Een weerwolf in de leeuwenkuil

Als Dolfje op een ochtend zijn ogen opent, weet hij niet waar hij is. De volle maan is verdwenen en overal om hem heen ziet hij wilde dieren. Nadat hij door één van de olifanten hardhandig tegen een boom gesmakt wordt, verschuilt hij zich in een nabijgelegen boomhut. Deze boomhut is de speelplek van Daniël en Suzie, de kinderen van de dierentuindirecteur. De beide kinderen besluiten zich over Dolfje te ontfermen. Dolfje is nog steeds zijn geheugen kwijt en Daniël noch Suzie zijn op de hoogte van zijn achtergrond. Daardoor ontstaan er geregeld verwarrende, humoristische situaties.

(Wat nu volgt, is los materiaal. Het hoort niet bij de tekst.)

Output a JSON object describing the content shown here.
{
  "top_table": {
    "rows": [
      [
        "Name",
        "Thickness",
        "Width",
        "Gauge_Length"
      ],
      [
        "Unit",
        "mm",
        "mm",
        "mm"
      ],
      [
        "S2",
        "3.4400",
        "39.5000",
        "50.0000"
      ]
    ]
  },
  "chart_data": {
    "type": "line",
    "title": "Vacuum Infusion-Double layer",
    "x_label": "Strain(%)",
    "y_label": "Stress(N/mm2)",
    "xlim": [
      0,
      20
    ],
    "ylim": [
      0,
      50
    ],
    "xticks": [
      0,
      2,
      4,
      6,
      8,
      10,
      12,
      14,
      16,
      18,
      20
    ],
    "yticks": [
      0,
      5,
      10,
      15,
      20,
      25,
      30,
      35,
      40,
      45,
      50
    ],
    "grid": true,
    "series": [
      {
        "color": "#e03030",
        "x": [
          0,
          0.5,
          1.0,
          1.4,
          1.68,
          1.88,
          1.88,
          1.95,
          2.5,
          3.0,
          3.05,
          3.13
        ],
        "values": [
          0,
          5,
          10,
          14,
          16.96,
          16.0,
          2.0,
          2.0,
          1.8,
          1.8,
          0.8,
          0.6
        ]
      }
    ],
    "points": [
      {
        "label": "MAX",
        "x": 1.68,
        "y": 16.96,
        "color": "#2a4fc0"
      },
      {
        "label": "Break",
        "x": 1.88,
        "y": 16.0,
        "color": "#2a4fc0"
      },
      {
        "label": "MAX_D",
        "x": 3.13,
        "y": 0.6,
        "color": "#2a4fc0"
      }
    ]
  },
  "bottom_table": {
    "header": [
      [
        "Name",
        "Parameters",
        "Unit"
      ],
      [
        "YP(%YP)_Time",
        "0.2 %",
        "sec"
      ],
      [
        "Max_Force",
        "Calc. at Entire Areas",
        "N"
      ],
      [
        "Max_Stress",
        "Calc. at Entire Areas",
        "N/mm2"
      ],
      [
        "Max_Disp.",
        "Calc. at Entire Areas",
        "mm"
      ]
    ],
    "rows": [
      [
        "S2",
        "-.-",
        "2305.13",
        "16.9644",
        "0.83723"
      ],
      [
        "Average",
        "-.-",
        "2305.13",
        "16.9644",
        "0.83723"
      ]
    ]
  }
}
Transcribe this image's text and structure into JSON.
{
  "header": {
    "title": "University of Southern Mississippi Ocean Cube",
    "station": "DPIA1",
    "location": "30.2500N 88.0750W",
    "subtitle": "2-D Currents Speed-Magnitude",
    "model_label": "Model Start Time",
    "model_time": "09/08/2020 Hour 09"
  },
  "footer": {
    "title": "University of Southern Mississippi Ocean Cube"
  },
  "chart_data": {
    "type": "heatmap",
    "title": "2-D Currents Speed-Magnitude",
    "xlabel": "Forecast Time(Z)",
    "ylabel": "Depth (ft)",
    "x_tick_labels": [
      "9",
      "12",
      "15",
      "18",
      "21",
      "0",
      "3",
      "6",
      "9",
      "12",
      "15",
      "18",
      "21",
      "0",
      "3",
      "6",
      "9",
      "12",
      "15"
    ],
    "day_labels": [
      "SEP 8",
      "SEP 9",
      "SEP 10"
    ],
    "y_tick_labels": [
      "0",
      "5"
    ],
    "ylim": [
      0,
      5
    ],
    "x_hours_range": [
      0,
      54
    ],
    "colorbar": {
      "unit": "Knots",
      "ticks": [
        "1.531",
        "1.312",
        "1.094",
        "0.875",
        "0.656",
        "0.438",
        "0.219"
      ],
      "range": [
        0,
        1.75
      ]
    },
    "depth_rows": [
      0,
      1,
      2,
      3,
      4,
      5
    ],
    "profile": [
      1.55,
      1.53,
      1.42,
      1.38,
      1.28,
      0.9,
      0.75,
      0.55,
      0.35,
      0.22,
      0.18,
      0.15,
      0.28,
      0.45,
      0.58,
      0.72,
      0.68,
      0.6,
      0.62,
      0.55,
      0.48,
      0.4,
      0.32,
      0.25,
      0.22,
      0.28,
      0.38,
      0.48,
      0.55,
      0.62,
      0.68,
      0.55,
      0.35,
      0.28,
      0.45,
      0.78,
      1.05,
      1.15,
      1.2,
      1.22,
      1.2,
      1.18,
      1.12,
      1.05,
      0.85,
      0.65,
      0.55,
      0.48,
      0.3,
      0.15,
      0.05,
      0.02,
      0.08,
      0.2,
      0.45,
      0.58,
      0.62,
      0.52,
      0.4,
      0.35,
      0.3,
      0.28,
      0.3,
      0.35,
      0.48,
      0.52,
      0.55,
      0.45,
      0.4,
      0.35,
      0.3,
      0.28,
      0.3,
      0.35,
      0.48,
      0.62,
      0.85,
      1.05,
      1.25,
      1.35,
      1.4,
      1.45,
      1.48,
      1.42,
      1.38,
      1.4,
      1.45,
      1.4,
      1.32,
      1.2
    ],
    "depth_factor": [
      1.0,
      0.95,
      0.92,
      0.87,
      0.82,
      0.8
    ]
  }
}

Paul van Loon integreert in dit boek twee werelden. De wereld van Dolfje, intussen bekend van zes eerder verschenen Dolfjes-verhalen, en de wereld van Daniël en Suzie. Zij zijn de hoofdpersonages uit ‘Paniek in Leeuwenkuil’ en ‘Leeuwenroof’. Het idee om twee zelf gecreëerde werelden samen te brengen, lijkt het verhoopte succes op te leveren. Jonge kinderen die aan het lezen van langere verhalen toe zijn, krijgen hier alweer een zorgvuldig opgebouwd geheel. Korte zinnen, ruime bladspiegel, weinig moeilijke woorden en vlotte dialogen zorgen voor een lage leesdrempel. Actie, humor en herkenbaarheid nemen de lezer mee in het verhaal. Geregeld verweeft de auteur verwijzingen naar eerdere situaties. Ervaren fans kunnen daardoor snel verbanden leggen. Wie voor het eerst kennis maakt met deze verhalen krijgt daardoor een duidelijk beeld van de personages en de situatie. Paul van Loon is er met dit zevende Dolfjes-verhaal alweer in geslaagd een brede doelgroep een hele tijd leesplezier te bezorgen.